Gabriel Khoury, Ragi Ghosn, Flavia Khatounian, Maurice Fadel and Mathias Tientcheu
In the need to optimize the energy efficiency, control structures can have a positive effect by tracking the optimal operating point according to the speed and mechanical load of…
Abstract
Purpose
In the need to optimize the energy efficiency, control structures can have a positive effect by tracking the optimal operating point according to the speed and mechanical load of the motor. The purpose of this paper is to present an energy-efficient scalar control for squirrel-cage induction motors (IMs), taking into consideration the effect of core losses.

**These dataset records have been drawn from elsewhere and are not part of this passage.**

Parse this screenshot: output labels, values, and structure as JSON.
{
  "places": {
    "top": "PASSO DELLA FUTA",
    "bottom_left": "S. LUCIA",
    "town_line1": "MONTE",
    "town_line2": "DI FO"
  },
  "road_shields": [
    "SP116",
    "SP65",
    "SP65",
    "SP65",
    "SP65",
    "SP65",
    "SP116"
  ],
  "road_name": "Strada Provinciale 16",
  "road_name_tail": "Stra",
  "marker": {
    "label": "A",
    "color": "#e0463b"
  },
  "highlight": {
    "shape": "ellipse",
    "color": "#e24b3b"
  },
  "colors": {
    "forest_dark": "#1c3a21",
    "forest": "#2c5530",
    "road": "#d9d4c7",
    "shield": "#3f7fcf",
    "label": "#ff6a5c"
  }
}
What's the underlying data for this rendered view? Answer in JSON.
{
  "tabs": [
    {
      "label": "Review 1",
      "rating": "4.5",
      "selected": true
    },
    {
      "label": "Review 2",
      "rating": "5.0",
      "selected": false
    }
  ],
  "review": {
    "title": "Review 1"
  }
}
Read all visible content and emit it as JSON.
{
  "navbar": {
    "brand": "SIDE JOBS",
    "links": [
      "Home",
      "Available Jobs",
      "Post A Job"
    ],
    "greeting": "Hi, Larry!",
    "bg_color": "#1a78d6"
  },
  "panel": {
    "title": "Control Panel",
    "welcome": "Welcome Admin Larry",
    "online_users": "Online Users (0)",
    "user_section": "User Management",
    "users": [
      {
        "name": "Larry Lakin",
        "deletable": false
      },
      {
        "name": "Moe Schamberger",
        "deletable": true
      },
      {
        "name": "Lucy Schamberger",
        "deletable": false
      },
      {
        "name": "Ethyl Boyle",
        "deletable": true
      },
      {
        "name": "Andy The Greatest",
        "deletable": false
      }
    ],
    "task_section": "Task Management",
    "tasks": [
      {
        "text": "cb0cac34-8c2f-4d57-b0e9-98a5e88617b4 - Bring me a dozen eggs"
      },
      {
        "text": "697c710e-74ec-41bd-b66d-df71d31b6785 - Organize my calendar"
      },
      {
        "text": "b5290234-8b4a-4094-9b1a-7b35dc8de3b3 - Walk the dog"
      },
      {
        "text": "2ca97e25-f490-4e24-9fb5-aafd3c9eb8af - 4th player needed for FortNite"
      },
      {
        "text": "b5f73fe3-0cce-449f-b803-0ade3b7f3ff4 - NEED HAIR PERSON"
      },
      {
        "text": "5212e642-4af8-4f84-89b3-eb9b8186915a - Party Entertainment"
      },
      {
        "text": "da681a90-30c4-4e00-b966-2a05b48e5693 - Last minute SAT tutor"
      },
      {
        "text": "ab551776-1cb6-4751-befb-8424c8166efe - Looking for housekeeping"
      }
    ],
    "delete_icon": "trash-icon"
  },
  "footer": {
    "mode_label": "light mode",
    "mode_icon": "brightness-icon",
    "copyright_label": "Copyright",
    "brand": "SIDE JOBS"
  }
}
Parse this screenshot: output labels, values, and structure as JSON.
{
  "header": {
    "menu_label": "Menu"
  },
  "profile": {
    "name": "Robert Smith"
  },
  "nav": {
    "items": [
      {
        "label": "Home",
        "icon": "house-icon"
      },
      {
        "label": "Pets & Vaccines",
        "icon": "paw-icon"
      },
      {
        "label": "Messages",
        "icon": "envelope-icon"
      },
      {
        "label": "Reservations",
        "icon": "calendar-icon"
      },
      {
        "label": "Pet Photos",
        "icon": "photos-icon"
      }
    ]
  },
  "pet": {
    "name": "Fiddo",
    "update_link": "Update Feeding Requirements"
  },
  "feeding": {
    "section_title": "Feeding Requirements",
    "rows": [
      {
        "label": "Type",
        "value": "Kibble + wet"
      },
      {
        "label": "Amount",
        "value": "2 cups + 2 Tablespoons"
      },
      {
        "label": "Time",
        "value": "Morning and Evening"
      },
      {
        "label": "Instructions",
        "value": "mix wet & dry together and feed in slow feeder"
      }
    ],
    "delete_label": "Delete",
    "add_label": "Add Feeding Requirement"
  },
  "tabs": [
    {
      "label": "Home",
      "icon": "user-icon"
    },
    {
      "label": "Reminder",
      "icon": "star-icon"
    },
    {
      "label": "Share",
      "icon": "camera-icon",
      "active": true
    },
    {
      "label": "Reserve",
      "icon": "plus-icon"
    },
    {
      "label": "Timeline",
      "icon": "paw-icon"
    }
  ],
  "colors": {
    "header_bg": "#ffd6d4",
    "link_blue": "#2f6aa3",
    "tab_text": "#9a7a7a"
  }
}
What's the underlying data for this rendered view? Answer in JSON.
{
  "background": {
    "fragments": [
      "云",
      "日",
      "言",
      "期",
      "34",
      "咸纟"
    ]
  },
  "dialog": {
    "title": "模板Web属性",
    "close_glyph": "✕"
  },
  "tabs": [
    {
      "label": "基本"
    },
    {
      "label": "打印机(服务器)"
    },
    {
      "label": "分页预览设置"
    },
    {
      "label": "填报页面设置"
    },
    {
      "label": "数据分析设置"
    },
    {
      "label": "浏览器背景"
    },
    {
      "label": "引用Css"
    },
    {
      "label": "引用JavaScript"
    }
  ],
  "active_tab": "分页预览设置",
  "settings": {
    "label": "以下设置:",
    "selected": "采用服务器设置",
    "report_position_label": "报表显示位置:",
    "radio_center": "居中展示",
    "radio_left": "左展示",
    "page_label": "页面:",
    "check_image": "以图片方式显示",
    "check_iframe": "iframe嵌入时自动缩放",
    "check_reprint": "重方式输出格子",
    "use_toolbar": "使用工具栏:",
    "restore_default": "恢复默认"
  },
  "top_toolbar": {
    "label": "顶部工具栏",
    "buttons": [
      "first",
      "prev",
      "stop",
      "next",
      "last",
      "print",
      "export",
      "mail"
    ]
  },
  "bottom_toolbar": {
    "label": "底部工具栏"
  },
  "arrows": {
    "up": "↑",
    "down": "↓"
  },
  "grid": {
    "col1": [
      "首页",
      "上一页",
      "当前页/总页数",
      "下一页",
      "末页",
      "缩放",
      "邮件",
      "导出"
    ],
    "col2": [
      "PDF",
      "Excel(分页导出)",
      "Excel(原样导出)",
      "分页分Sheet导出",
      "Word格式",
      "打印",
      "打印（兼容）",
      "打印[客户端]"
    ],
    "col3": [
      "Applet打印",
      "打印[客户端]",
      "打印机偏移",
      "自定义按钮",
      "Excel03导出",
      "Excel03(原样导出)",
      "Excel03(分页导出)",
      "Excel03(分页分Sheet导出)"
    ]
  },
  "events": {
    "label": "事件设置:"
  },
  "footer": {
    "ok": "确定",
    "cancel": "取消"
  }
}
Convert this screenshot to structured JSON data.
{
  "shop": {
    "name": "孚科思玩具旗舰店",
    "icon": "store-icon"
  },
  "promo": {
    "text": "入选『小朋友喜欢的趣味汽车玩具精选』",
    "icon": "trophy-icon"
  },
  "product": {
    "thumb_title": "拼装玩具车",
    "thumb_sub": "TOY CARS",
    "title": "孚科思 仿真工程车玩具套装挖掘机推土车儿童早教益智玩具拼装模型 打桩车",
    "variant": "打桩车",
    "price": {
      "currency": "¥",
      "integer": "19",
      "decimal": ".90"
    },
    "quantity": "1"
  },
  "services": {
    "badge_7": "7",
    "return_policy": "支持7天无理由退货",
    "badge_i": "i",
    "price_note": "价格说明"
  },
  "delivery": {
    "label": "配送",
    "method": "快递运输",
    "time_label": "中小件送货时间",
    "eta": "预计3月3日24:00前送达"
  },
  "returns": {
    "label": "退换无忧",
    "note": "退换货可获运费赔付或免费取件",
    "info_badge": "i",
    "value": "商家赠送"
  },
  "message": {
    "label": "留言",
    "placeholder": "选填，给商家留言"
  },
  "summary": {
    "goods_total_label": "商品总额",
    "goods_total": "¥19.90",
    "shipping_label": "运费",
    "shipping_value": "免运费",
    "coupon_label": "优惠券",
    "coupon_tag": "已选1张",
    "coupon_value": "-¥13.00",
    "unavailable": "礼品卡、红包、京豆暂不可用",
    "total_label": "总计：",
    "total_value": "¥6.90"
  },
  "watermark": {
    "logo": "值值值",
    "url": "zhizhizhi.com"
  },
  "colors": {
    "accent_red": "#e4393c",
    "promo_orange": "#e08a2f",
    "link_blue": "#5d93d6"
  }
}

Design/methodology/approach
The proposed technique is based on the modification of the stator flux reference, to track the best efficiency point. The optimal flux values are computed through an improved model of the IM including core losses, then stored in a look-up table.
Findings
Simulations of the proposed scalar control are carried out, and results show the efficiency improvement when the flux is optimized especially at low load cases. Results were validated experimentally on two motors compliant with different efficiency standards.
Practical implications
The proposed approach can be used in several fields and applications using the scalar-controlled IM with a proper implementation in variable speed drives, as in the cases of pumps, compressors and blowers.
Originality/value
The proposed technique is compared to existing optimization methods in literature, and the results show an improvement in the dynamic performance and in the response delays. The approach is also compared to an optimization technique used in industries like Leroy-Somer for variable speed drives, and efficiency improvements are shown.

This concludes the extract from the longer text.